Abstract

The linear vestibulo-ocular reflex (LVOR) during motion along the naso-occipital (NO) axis is governed by eye position and viewing distance. These influences are necessary for the LVOR to maintain stable foveal images during head translation. The response to NO translation must be large when eye position is eccentric from the axis of head motion (i.e., during lateral gaze) and must diminish as eye position approaches straight-ahead, eventually reaching zero when the eye is aligned with the NO axis of motion (the "null point"). As eye position crosses to the opposite side, the LVOR response must reappear, but in the opposite direction, and must grow in magnitude as eccentricity increases.
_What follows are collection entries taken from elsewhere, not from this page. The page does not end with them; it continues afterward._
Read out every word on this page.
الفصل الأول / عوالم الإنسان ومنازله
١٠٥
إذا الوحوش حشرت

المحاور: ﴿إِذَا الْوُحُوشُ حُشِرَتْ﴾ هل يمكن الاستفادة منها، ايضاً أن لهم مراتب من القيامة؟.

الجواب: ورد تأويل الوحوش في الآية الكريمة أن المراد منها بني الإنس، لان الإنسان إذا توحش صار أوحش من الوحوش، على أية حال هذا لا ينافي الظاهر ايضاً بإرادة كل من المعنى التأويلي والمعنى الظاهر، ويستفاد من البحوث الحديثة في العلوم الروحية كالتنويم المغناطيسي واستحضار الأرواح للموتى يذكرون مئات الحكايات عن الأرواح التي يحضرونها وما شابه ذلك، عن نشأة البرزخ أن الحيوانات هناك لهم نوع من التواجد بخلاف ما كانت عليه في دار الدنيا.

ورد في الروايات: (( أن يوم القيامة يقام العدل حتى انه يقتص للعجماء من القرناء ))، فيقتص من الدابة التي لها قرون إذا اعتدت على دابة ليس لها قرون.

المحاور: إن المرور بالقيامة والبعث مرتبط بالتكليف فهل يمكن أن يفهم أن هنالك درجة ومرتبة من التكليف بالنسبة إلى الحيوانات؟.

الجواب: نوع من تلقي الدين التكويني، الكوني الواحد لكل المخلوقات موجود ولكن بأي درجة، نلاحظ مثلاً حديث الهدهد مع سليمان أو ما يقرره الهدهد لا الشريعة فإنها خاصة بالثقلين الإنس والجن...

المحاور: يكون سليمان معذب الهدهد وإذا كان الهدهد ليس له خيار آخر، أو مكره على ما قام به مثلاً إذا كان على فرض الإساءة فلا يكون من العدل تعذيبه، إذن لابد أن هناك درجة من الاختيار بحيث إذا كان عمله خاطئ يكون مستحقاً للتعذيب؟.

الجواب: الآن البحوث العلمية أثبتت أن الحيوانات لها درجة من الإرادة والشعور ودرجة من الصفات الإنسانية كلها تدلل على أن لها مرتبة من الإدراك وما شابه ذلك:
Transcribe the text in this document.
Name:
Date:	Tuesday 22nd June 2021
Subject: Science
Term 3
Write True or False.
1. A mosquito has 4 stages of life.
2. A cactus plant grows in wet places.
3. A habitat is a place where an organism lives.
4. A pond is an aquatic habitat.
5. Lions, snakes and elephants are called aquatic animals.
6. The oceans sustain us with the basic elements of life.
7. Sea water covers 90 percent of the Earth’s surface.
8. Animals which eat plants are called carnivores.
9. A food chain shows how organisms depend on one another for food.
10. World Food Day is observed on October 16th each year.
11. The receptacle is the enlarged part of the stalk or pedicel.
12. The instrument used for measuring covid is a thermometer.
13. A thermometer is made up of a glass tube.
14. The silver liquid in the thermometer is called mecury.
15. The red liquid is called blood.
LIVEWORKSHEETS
To determine whether the NO-LVOR is subject to adaptive plastic mechanisms, squirrel monkeys were conditioned during NO translation while they binocularly viewed a rich visual field through parallel base-right or base-left wedge prisms. This optical method effectively shifted the visual world 9 degrees leftward or rightward, respectively, thus inducing a mismatch between vision and the NO-LVOR during head movements. To restore compensatory function, the relationship between LVOR sensitivity and horizontal eye position must shift by 9 degrees in the same direction as the visual image shift, effectively shifting the null point. After 2 h of adaptive conditioning, all monkeys exhibited an adaptive shift in the appropriate direction by an average of 3.0 degrees (range 0.7-5.0 degrees), corresponding to 33% of the geometrically required adaptation.